My First Birth Story

Looking back, I don’t think I ever saw myself as a doula. I can’t even really think of a time in my life where I thought I’d be a birth worker. I had, during high school, considered nursing, but that didn’t go anywhere.

I didn’t even know what a doula was until I was pregnant with my first baby and a friend had told me about them. I owe a lot to that friend; she really influenced me to research and know more about birth and educate myself. And while I didn’t dive too deeply into things, I was planning an unmedicated hospital birth and I had interviewed a doula who was training. We took a birth prep class and I mentally prepared to go over my “due” date. When the day finally came (three days past my due date) I labored at home until the 5 1 1 rule was met and we headed in. I was more than ecstatic to be 6 cm. We got admitted and I continued to labor mostly upright. I did some swaying with my husband, tried the toilet, and, unfortunately, because I had been laboring since about 4 pm and it was now about 4 am, I was exhausted and I laid in the bed. My doula had never answered her phone, so we didn’t have the extra support. I think this was my downfall. Things were getting intense and I ended up asking for the epidural. I don’t regret that decision though. I had made it to 7.5 cm and was hitting transition. The relief was so welcome and I was able to sleep for about 2 hours. Around 7:45 am, I was checked again and was complete. My OB was going to come in and break my bag of waters. Right before she came in, they ruptured on their own (yay!) and I soon began pushing at about 8 am. 45 minutes later, my sweet daughter was born (8:46 am). She was so little and so sweet.
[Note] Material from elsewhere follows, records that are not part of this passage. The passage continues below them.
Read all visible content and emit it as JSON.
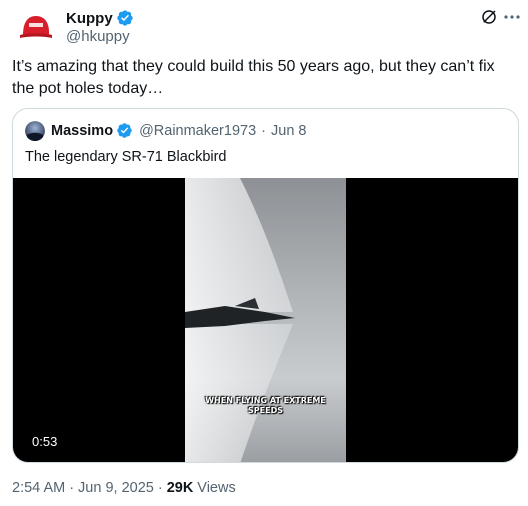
{
  "author": {
    "name": "Kuppy",
    "handle": "@hkuppy"
  },
  "tweet": {
    "text": "It’s amazing that they could build this 50 years ago, but they can’t fix the pot holes today…"
  },
  "quote": {
    "name": "Massimo",
    "handle": "@Rainmaker1973",
    "separator": "·",
    "date": "Jun 8",
    "text": "The legendary SR-71 Blackbird",
    "video": {
      "caption_line1": "WHEN FLYING AT EXTREME",
      "caption_line2": "SPEEDS",
      "duration": "0:53"
    }
  },
  "footer": {
    "time": "2:54 AM",
    "sep1": "·",
    "date": "Jun 9, 2025",
    "sep2": "·",
    "views_count": "29K",
    "views_label": "Views"
  },
  "colors": {
    "verified": "#1d9bf0",
    "secondary_text": "#536471",
    "border": "#cfd9de"
  },
  "icons": [
    "verified-badge-icon",
    "grok-icon",
    "more-icon"
  ]
}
The memories are all a bit blurry and I don’t exactly remember what I felt in that moment. I was excited, exhausted, overwhelmed, and terrified. I had a third degree tear that took a while to get all stitched up.

It was less than a week after she was born that I started to go down hill mentally. I would sob. I felt despair. I felt hopeless. It was absolutely terrifying. I would cry and cry for my husband. He had to go back to work a few days after our daughter was born, but luckily my mom was staying with us. I had also began to pump exclusively because we were having a hard time latching and my anxiety was awful.

7 days after she was born, I went back in to see my OB. My stitches didn’t seem to be healing right and I was in a bad spot mentally. We were able to get my antidepressant dose upped a bit to see if that would help. She took a look at my stitches and definitely agreed that something was not quite right down there. I ended up having to go to the hospital for surgery that same day to have my tear repaired. It was awful having to be away from my baby and staying the night at the hospital was no fun.

After that, things started to get better, little by little. My mom lived several states over, so I was dreading her having to leave. But I knew we would have to rip the band-aid off.

I did a lot better mentally after about 3 weeks, thank goodness. But now I am a huge advocate for maternal mental health and perinatal mood and anxiety disorders. They are a lot of what shaped me into who I am today and a big reason why I became a doula.

Looking back on this birth, I wonder if having the epidural may have contributed to my PPD. I felt so disconnected mentally from what my body was doing physically. My brain had a hard time making the connection. It took a while for me to feel bonded to my baby. I absolutely loved her, but I felt distant in a way. No one ever had told me that sometimes you don’t feel that burning, passionate, overwhelming, all-consuming love for your baby right when they are placed on your chest. That was something that caused me some guilt as well. But now I know and I shout it to the world. It’s OK if it takes a while to feel bonded or connected. Sometimes that transition to motherhood is hard and scary and overwhelming. But please know, you are never alone. You deserve love and help and someone to talk with about what you are feeling. I hope I can be a listening ear if you ever feel like you are in that place.

Postpartum Support International is also an amazing resource. They have volunteers that will answer the call for help from mothers who need a listening ear as well. They have so many amazing resources.

If you are able, I highly recommend a postpartum doula and making a postpartum plan to help lessen your load during such a big transition and transformative time. You deserve it.

No matter what, my message is this: You are not alone. You are worthy of help and love. Build your community. Find your support. Make a plan. I promise that there is help and love there for you. Please ask for help if you need it.